Mevcut adayların hemen hepsi demeyeyim ama büyük çoğunluğu çok kıymetli kendi nevi şahıslarına münhasır kaliteli kalibreli insanlardı. İçlerinde başkanlık koltuğunu dolduracak vasıflarda çok değerli ve bu işe gerçekten inanarak, güvenerek “hizmet aşkıyla” yaklaşan ve talip olanlar vardı. Hepsini bu anlamda “elini taşın altına koyma” cesareti sergileyerek “bir adım öne” atan kıymetli adaylarımızı huzurlarınızda tebrik ediyorum. Bu anlamda da lütfen ve mümkünse de kendilerini “yenilmiş pehlivan” olarak görmemelerini haddim olmayarak istirham ediyorum.
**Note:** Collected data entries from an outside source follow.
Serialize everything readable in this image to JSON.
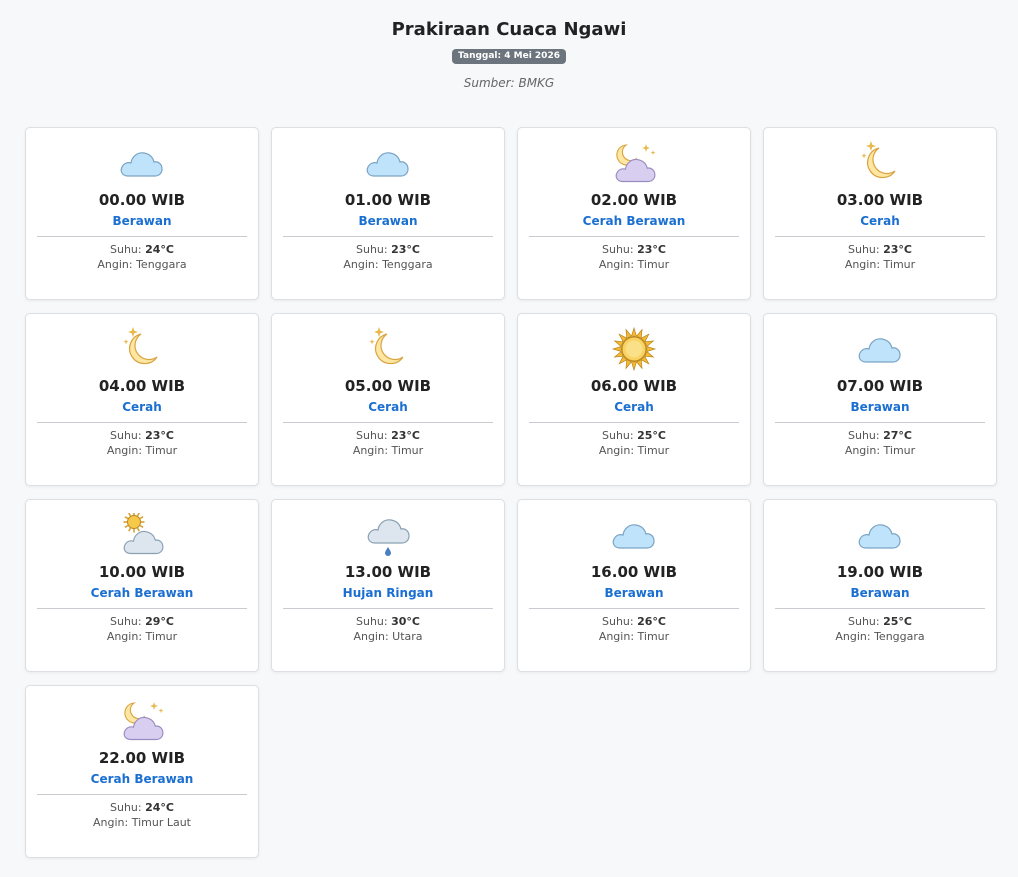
{
  "header": {
    "title": "Prakiraan Cuaca Ngawi",
    "date_badge": "Tanggal: 4 Mei 2026",
    "source": "Sumber: BMKG"
  },
  "labels": {
    "temp_prefix": "Suhu:",
    "wind_prefix": "Angin:"
  },
  "forecasts": [
    {
      "time": "00.00 WIB",
      "desc": "Berawan",
      "icon": "cloud-icon",
      "temp": "24°C",
      "wind": "Tenggara"
    },
    {
      "time": "01.00 WIB",
      "desc": "Berawan",
      "icon": "cloud-icon",
      "temp": "23°C",
      "wind": "Tenggara"
    },
    {
      "time": "02.00 WIB",
      "desc": "Cerah Berawan",
      "icon": "moon-cloud-icon",
      "temp": "23°C",
      "wind": "Timur"
    },
    {
      "time": "03.00 WIB",
      "desc": "Cerah",
      "icon": "moon-icon",
      "temp": "23°C",
      "wind": "Timur"
    },
    {
      "time": "04.00 WIB",
      "desc": "Cerah",
      "icon": "moon-icon",
      "temp": "23°C",
      "wind": "Timur"
    },
    {
      "time": "05.00 WIB",
      "desc": "Cerah",
      "icon": "moon-icon",
      "temp": "23°C",
      "wind": "Timur"
    },
    {
      "time": "06.00 WIB",
      "desc": "Cerah",
      "icon": "sun-icon",
      "temp": "25°C",
      "wind": "Timur"
    },
    {
      "time": "07.00 WIB",
      "desc": "Berawan",
      "icon": "cloud-icon",
      "temp": "27°C",
      "wind": "Timur"
    },
    {
      "time": "10.00 WIB",
      "desc": "Cerah Berawan",
      "icon": "sun-cloud-icon",
      "temp": "29°C",
      "wind": "Timur"
    },
    {
      "time": "13.00 WIB",
      "desc": "Hujan Ringan",
      "icon": "rain-cloud-icon",
      "temp": "30°C",
      "wind": "Utara"
    },
    {
      "time": "16.00 WIB",
      "desc": "Berawan",
      "icon": "cloud-icon",
      "temp": "26°C",
      "wind": "Timur"
    },
    {
      "time": "19.00 WIB",
      "desc": "Berawan",
      "icon": "cloud-icon",
      "temp": "25°C",
      "wind": "Tenggara"
    },
    {
      "time": "22.00 WIB",
      "desc": "Cerah Berawan",
      "icon": "moon-cloud-icon",
      "temp": "24°C",
      "wind": "Timur Laut"
    }
  ],
  "colors": {
    "accent": "#1a6fd1",
    "badge": "#6c757d",
    "cloud_blue": "#bfe3fb",
    "cloud_purple": "#d8cff0",
    "cloud_grey": "#dde6ee",
    "sun": "#f7c948",
    "moon": "#fde7a3"
  }
}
Bu seçimin tek kazanını olacaktı kuşkusuz, kazanan Malatya olsun, Malatyalı olsun…
İsimlerin hiçbir önemi yoktur, asıl olan hizmet olmalı. Hak için ve halkımıza hizmet olmalı…
Şimdi diyeceksiniz ki “e birader, sen açıkça Sayın Çakır’dan yana taraf olmadın mı? Oldum. Şu sebepten;
Birincisi ve en önemlisi Başkan Çakır’a inanıyordum.  Şimdiye kadar yaptıkları bundan sonra yapacaklarının teminatı idi, yaptığı hizmetleri görmezden gelenleri görünce tavrımı ortaya koyma gereği duydum.
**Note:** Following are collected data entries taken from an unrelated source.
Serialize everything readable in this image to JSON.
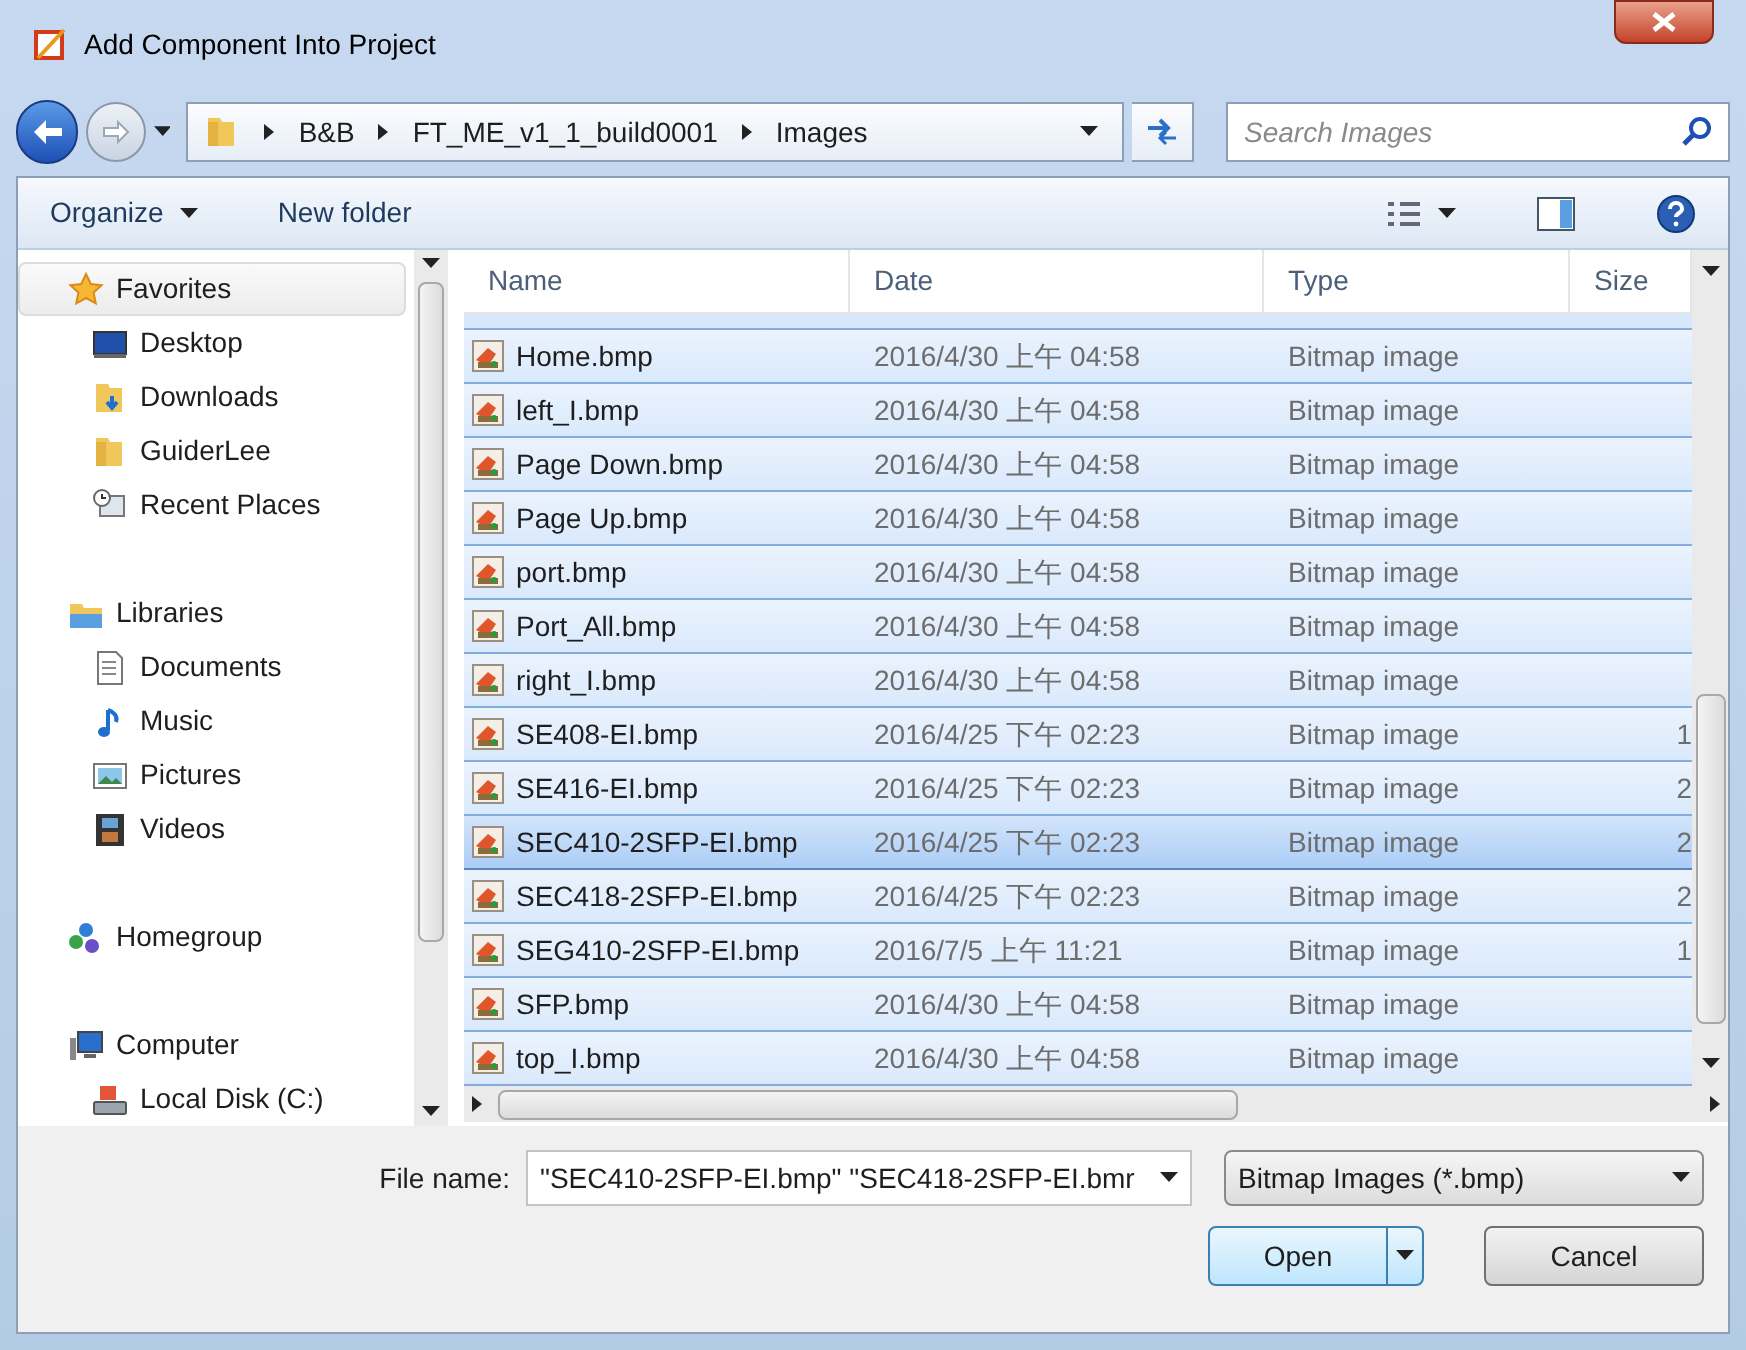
{
  "window": {
    "title": "Add Component Into Project"
  },
  "address": {
    "crumbs": [
      "B&B",
      "FT_ME_v1_1_build0001",
      "Images"
    ]
  },
  "search": {
    "placeholder": "Search Images"
  },
  "toolbar": {
    "organize": "Organize",
    "new_folder": "New folder"
  },
  "sidebar": {
    "groups": [
      {
        "label": "Favorites",
        "kind": "star",
        "selected": true,
        "children": [
          {
            "label": "Desktop",
            "kind": "desktop"
          },
          {
            "label": "Downloads",
            "kind": "downloads"
          },
          {
            "label": "GuiderLee",
            "kind": "folder"
          },
          {
            "label": "Recent Places",
            "kind": "recent"
          }
        ]
      },
      {
        "label": "Libraries",
        "kind": "library",
        "selected": false,
        "children": [
          {
            "label": "Documents",
            "kind": "document"
          },
          {
            "label": "Music",
            "kind": "music"
          },
          {
            "label": "Pictures",
            "kind": "pictures"
          },
          {
            "label": "Videos",
            "kind": "videos"
          }
        ]
      },
      {
        "label": "Homegroup",
        "kind": "homegroup",
        "selected": false
      },
      {
        "label": "Computer",
        "kind": "computer",
        "selected": false,
        "children": [
          {
            "label": "Local Disk (C:)",
            "kind": "disk"
          }
        ]
      }
    ]
  },
  "table": {
    "columns": [
      "Name",
      "Date",
      "Type",
      "Size"
    ],
    "rows": [
      {
        "name": "Home.bmp",
        "date": "2016/4/30 上午 04:58",
        "type": "Bitmap image",
        "selected": true,
        "focused": false
      },
      {
        "name": "left_I.bmp",
        "date": "2016/4/30 上午 04:58",
        "type": "Bitmap image",
        "selected": true,
        "focused": false
      },
      {
        "name": "Page Down.bmp",
        "date": "2016/4/30 上午 04:58",
        "type": "Bitmap image",
        "selected": true,
        "focused": false
      },
      {
        "name": "Page Up.bmp",
        "date": "2016/4/30 上午 04:58",
        "type": "Bitmap image",
        "selected": true,
        "focused": false
      },
      {
        "name": "port.bmp",
        "date": "2016/4/30 上午 04:58",
        "type": "Bitmap image",
        "selected": true,
        "focused": false
      },
      {
        "name": "Port_All.bmp",
        "date": "2016/4/30 上午 04:58",
        "type": "Bitmap image",
        "selected": true,
        "focused": false
      },
      {
        "name": "right_I.bmp",
        "date": "2016/4/30 上午 04:58",
        "type": "Bitmap image",
        "selected": true,
        "focused": false
      },
      {
        "name": "SE408-EI.bmp",
        "date": "2016/4/25 下午 02:23",
        "type": "Bitmap image",
        "size": "1",
        "selected": true,
        "focused": false
      },
      {
        "name": "SE416-EI.bmp",
        "date": "2016/4/25 下午 02:23",
        "type": "Bitmap image",
        "size": "2",
        "selected": true,
        "focused": false
      },
      {
        "name": "SEC410-2SFP-EI.bmp",
        "date": "2016/4/25 下午 02:23",
        "type": "Bitmap image",
        "size": "2",
        "selected": true,
        "focused": true
      },
      {
        "name": "SEC418-2SFP-EI.bmp",
        "date": "2016/4/25 下午 02:23",
        "type": "Bitmap image",
        "size": "2",
        "selected": true,
        "focused": false
      },
      {
        "name": "SEG410-2SFP-EI.bmp",
        "date": "2016/7/5 上午 11:21",
        "type": "Bitmap image",
        "size": "1",
        "selected": true,
        "focused": false
      },
      {
        "name": "SFP.bmp",
        "date": "2016/4/30 上午 04:58",
        "type": "Bitmap image",
        "selected": true,
        "focused": false
      },
      {
        "name": "top_I.bmp",
        "date": "2016/4/30 上午 04:58",
        "type": "Bitmap image",
        "selected": true,
        "focused": false
      }
    ]
  },
  "file_name": {
    "label": "File name:",
    "value": "\"SEC410-2SFP-EI.bmp\" \"SEC418-2SFP-EI.bmr"
  },
  "file_type": {
    "value": "Bitmap Images (*.bmp)"
  },
  "buttons": {
    "open": "Open",
    "cancel": "Cancel"
  }
}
İkincisi, Sayın Başkan “çok nazik” bir insan, kimseye karşı aleni bir saygısızlık olarak değerlendirilebilecek bir konuşmasına bir demecine şahit olmadım. Polemikten uzak ve tebessüm eden tavrı ve insani duruşu karşısında her halde kayıtsız kalamazdım.
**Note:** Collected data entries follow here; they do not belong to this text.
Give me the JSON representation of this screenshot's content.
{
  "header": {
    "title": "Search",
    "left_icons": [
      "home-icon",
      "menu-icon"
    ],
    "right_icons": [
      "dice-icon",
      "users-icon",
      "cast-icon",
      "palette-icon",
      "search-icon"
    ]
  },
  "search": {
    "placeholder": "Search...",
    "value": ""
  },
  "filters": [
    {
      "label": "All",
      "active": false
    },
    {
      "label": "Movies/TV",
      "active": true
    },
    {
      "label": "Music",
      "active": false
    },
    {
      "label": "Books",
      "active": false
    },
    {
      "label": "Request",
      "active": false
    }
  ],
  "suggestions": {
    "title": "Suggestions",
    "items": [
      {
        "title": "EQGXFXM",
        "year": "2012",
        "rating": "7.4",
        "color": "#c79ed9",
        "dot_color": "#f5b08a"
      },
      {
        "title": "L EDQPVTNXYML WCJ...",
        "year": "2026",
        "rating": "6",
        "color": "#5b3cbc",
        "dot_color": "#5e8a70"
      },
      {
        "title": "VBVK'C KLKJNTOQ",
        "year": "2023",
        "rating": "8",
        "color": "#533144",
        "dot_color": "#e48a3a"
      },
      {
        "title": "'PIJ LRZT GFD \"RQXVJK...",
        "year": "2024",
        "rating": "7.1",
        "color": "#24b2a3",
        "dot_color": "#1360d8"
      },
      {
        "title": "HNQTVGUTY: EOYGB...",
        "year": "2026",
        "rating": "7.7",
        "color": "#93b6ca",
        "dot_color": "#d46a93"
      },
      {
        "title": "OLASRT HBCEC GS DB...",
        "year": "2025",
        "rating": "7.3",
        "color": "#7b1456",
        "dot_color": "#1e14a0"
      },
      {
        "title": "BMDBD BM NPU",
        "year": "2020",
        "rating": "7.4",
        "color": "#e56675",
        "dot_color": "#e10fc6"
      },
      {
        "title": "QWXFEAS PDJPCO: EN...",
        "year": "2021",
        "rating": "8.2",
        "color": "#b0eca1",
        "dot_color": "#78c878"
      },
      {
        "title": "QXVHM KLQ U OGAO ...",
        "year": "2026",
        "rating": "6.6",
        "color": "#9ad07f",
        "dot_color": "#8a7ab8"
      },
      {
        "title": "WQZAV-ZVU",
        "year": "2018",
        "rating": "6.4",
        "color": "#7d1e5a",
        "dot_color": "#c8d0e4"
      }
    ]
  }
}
Üçüncüsü, Sayın Başkanın ekibinin “doğru kişilerden oluşmadığı” kanaatinde idim. Bu ekibin Çakır’ın bizatihi seçtiği kurmayları olmayıp önceki dönemin devamı ve bir şekilde “kucağına bırakılmış” bir enkaz olduğuna inanıyordum. Sanırım Sayın Başkan “Brutus” olarak ortaya çıkanların kimler olduğunun farkındadır ve bundan sonra sağlam bir ekiple yola devam eder.
Dördüncü bir başka ve benim için belki de en belirgin olan durum daha var ki ona sizlerde geçtiğimiz günlerden beri devam eden “kara propaganda”, iftira kabilinden mesnetsiz iddialar ve haberler. Gerçi buna benzer haberler hemen her seçim dönemi görebiliriz ama “kantarın topuzu fazla kaçınca” insan kayıtsız kalamıyor…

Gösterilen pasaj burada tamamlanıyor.